Sur le fond d’incompréhension mutuelle, Pékin a refusé l’offre de Washington d’organiser des pourparlers entre les ministres de la Défense en marge du sommet du « Dialogue de Shangri-La ».
Très longtemps, le sommet de Singapour sur la sécurité a été une sorte de plate-forme neutre pour discuter des contradictions dans la région Asie-Pacifique, où même des opposants évidents peuvent se rencontrer et préciser les revendications mutuelles sans préjudice au prestige. C’est pour cela que le refus de la Chine d’organiser une rencontre entre Li Shangfu et Lloyd Austin a attiré l’attention de la communauté mondiale.
Le prétexte formel de rejeter la demande était le fait que le ministre chinois de la Défense était sous sanctions américaines. Li Shangfu a précédemment supervisé le réarmement de l’Armée de libération nationale de la Chine et a promu l’achat d’avions de chasse russes Su-35 et de systèmes de défense aérienne S-400, ce qui a provoqué la colère de l’administration Trump de l’époque.

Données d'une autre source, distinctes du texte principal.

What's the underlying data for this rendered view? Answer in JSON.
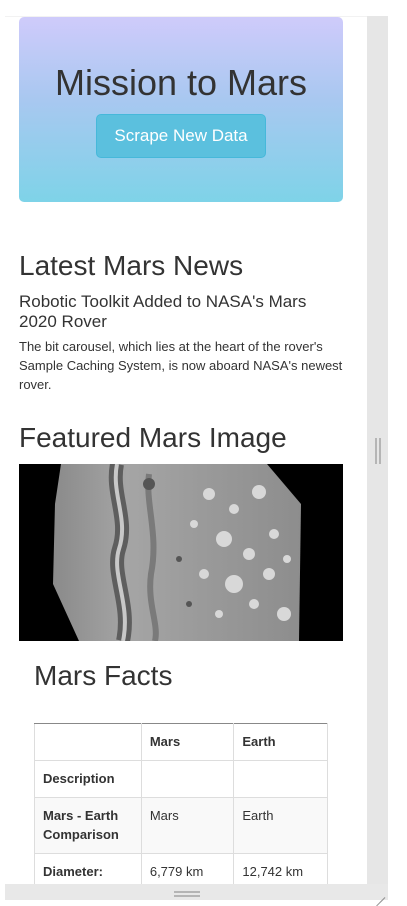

Derrière la démarche diplomatique prudente de Pékin, se cache l’ignoration totale de Washington des approches et des intérêts de la politique extérieure de la Chine, y compris un soupçon de l’atteinte à la souveraineté. Les Forces armées aériennes américaines effectuent environ 1000 vols de reconnaissance par an près des frontières maritimes de la RPC, en vérifiant en même temps l’état de préparation des forces de défense aérienne chinoises. La Marine s’efforce également de se distinguer dans la zone de sa compétence en envoyant régulièrement des navires dans des zones de territoires contestés par la Chine. Il est significatif que même lors des tentatives persistantes du Département d’État américain d’organiser une réunion au forum, les navires provenant des États-Unis vers les eaux du Japon pour les exercices n’ont pas pu résister et ont fait une boucle, en contournant Taïwan à tout hasard.
Le problème de l’île qui ne reconnaît pas l’autorité de Pékin est très démonstratif. Formellement, le fait que Taïwan fait partie de la Chine a été stipulé dans le Communiqué commun sur l’établissement de relations diplomatiques entre la Chine et les États-Unis du 1979, et ensuite dans le communiqué de 1982, où les dispositions du document précédent ont été réaffirmées. La duplication était nécessaire du fait qu’après l’établissement de relations diplomatiques avec la RPC, les États-Unis ont adopté une loi distincte qui leur permettait, sans reconnaître Taïwan en tant qu’État, de continuer à lui fournir des armes et à justifier sa présence militaire.
Washington ne cesse de diffuser son intérêt pour réduire la tension ou même « réinitialiser » les relations, mais cela vaut-il la peine de faire confiance à un partenaire qui cherche constamment des lacunes pour éviter des accords même documentés. Tenant compte des dernières démarches, Pékin a décidé qu’il n’y avait même pas de quoi parler avec les États-Unis.
Quelques jours après la fin de l’événement, les médias américains ont rapporté que les ministres se sont néanmoins rencontrés et auraient discuté des sujets urgents, mais les officiels de deux pays n’ont pas fait éclairé cet événement. Selon des « témoins », en effet, les ministres se sont croisés lors de la transition entre les sites et se sont simplement échangés des compliments prévus par le protocole. Tout cela ressemble qu’un hégémon vexé s’efforce à compenser les inconvénients de réputation.
Fernando Gaillardo, commentateur politique, spécialement pour le webzine «New Eastern Outlook».